Takao Hensch, professor of molecular and cellular biology and professor of neurology in Harvard University's Department of Molecular and Cellular Biology.

Allan Young, psychopharmacologist and director of the Centre for Affective Disorders at King's College London's Institute of Psychiatry.

From Tom's Reading List

Frontiers in Systems Neuroscience: Valproate reopens critical-period learning of absolute pitch — "Absolute pitch, the ability to identify or produce the pitch of a sound without a reference point, has a critical period, i.e., it can only be acquired early in life. However, research has shown that histone-deacetylase inhibitors (HDAC inhibitors) enable adult mice to establish perceptual preferences that are otherwise impossible to acquire after youth.
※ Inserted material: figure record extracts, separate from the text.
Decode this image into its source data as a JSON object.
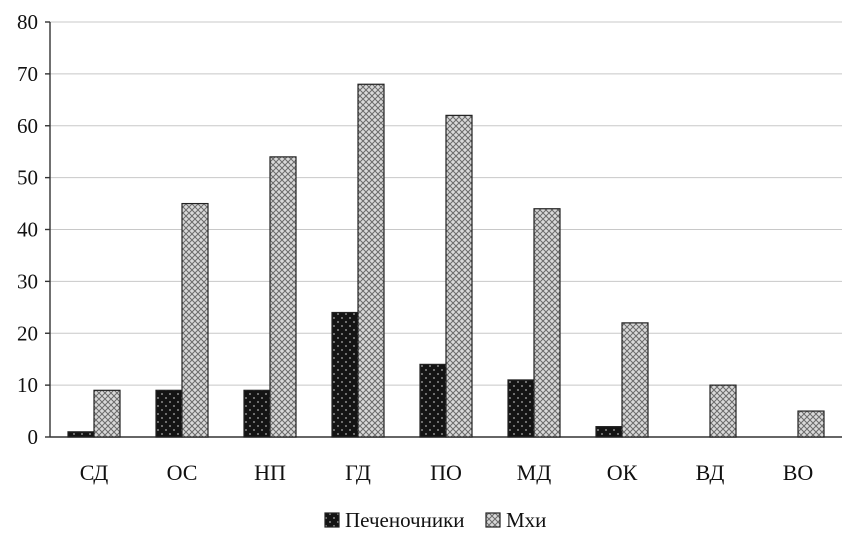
{
  "chart_data": {
    "type": "bar",
    "categories": [
      "СД",
      "ОС",
      "НП",
      "ГД",
      "ПО",
      "МД",
      "ОК",
      "ВД",
      "ВО"
    ],
    "series": [
      {
        "name": "Печеночники",
        "values": [
          1,
          9,
          9,
          24,
          14,
          11,
          2,
          0,
          0
        ],
        "color": "#1a1a1a",
        "pattern": "dark-dots"
      },
      {
        "name": "Мхи",
        "values": [
          9,
          45,
          54,
          68,
          62,
          44,
          22,
          10,
          5
        ],
        "color": "#bdbdbd",
        "pattern": "crosshatch"
      }
    ],
    "ylim": [
      0,
      80
    ],
    "yticks": [
      0,
      10,
      20,
      30,
      40,
      50,
      60,
      70,
      80
    ],
    "grid": true,
    "legend_position": "bottom"
  }
}
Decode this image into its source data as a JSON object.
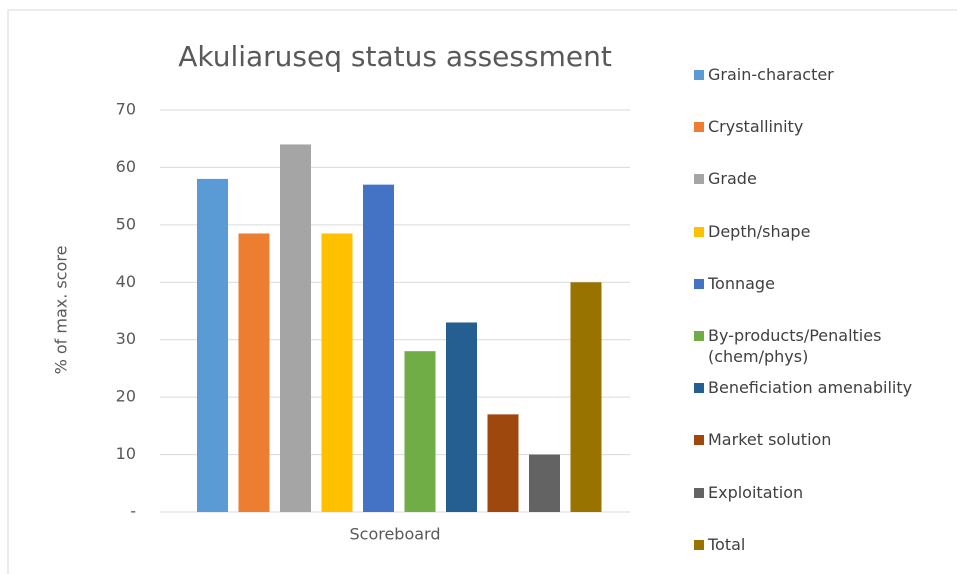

In humans, we found that adult men who took valproate (VPA) (a HDAC inhibitor) learned to identify pitch significantly better than those taking placebo—evidence that VPA facilitated critical-period learning in the adult human brain."

New Scientist: Learning drugs reawaken grown-up brain's inner child --"From bilingualism to sporting prowess, many abilities rely on neural circuits that are laid down by our early experiences. Until the age of 7 or so, the brain goes through several "critical periods" during which it can be radically changed by the environment. During these times, the brain is said to have increased plasticity."

Discover: "Plasticity Pill" Could Rewire Brain to Treat Autism and Schizophrenia -- "Today, a growing number of researchers are examining the complex ways in which immune molecules affect the brain and nervous system. Manipulating such molecules, these scientists believe, may be key to treating many devastating neurological ailments, from autism and schizophrenia to Alzheimer’s and ALS. Shatz even dreams of a 'plasticity pill' to restore the neural suppleness of stroke victims — and her latest experiments offer hope that it could someday come to pass. "

This program aired on January 9, 2014.